On Friday, March 8, Roku sent out a notification to over 15,000 users to inform them about their accounts being breached by hackers.
Roku explained in the letter that the hackers likely obtained user data from other data breaches and used leaked username and password combinations to access Roku accounts. After gaining access to the Roku accounts, the hackers changed login details and, in some instances, tried to purchase streaming subscriptions with the stored credit card information.
Thankfully, Roku said, “access to the affected Roku accounts did not provide the unauthorized actors with access to social security numbers, full payment account numbers, dates of birth, or other similar sensitive personal information requiring notification.”

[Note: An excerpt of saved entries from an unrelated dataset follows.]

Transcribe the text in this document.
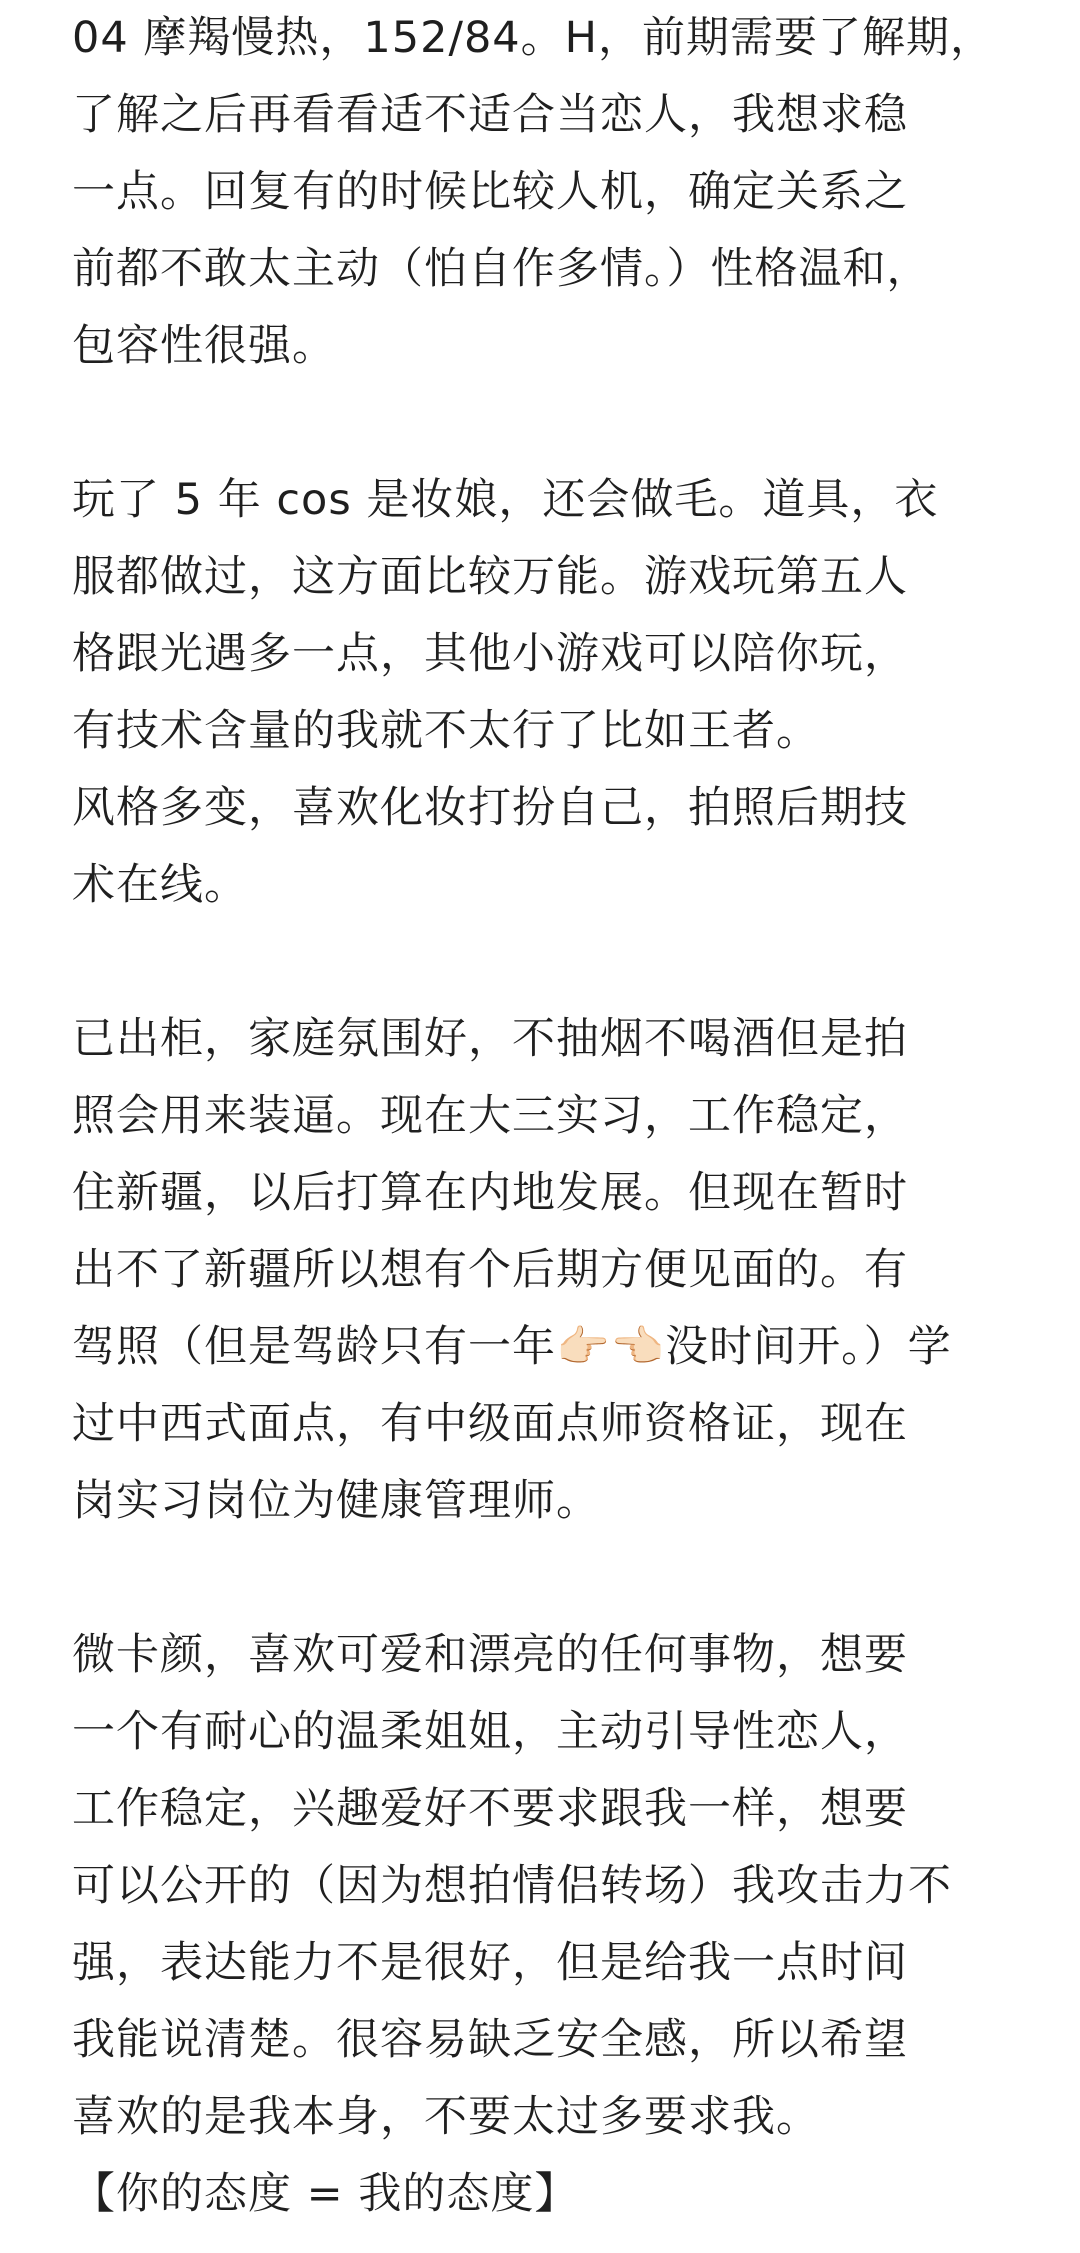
04 摩羯慢热，152/84。H，前期需要了解期，
了解之后再看看适不适合当恋人，我想求稳
一点。回复有的时候比较人机，确定关系之
前都不敢太主动（怕自作多情。）性格温和，
包容性很强。
玩了 5 年 cos 是妆娘，还会做毛。道具，衣
服都做过，这方面比较万能。游戏玩第五人
格跟光遇多一点，其他小游戏可以陪你玩，
有技术含量的我就不太行了比如王者。
风格多变，喜欢化妆打扮自己，拍照后期技
术在线。
已出柜，家庭氛围好，不抽烟不喝酒但是拍
照会用来装逼。现在大三实习，工作稳定，
住新疆，以后打算在内地发展。但现在暂时
出不了新疆所以想有个后期方便见面的。有
驾照（但是驾龄只有一年👉🏻👈🏻没时间开。）学
过中西式面点，有中级面点师资格证，现在
岗实习岗位为健康管理师。
微卡颜，喜欢可爱和漂亮的任何事物，想要
一个有耐心的温柔姐姐，主动引导性恋人，
工作稳定，兴趣爱好不要求跟我一样，想要
可以公开的（因为想拍情侣转场）我攻击力不
强，表达能力不是很好，但是给我一点时间
我能说清楚。很容易缺乏安全感，所以希望
喜欢的是我本身，不要太过多要求我。
【你的态度 = 我的态度】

As for what the company is doing, Roku said that it required all affected customers to reset their account passwords, investigated account activity to see if the hackers had incurred any charges, and canceled or refunded the unauthorized charges it discovered.
That means if you were affected by the hack, Roku will have already notified you via email. If you didn’t receive an email, you seemingly have nothing to worry about.
According to BleepingComputer, there’s more to this hack than what Roku is letting on. Sources have told the website that hackers are also selling the compromised accounts on stolen account marketplaces for as little as 50 cents each. BleepingComputer even shared a screenshot of one such marketplace where 439 hacked Roku accounts were still in stock.
Whether or not you received the notification about your account being impacted by this breach, it’s probably a good idea to change your password if you have a Roku account.
This has been a notably tumultuous month for Roku. The company recently came under fire for disabling access to its TVs and streaming devices until users agreed to new Dispute Resolution Terms. Worst of all, the only way to opt out is to physically mail a letter to its offices.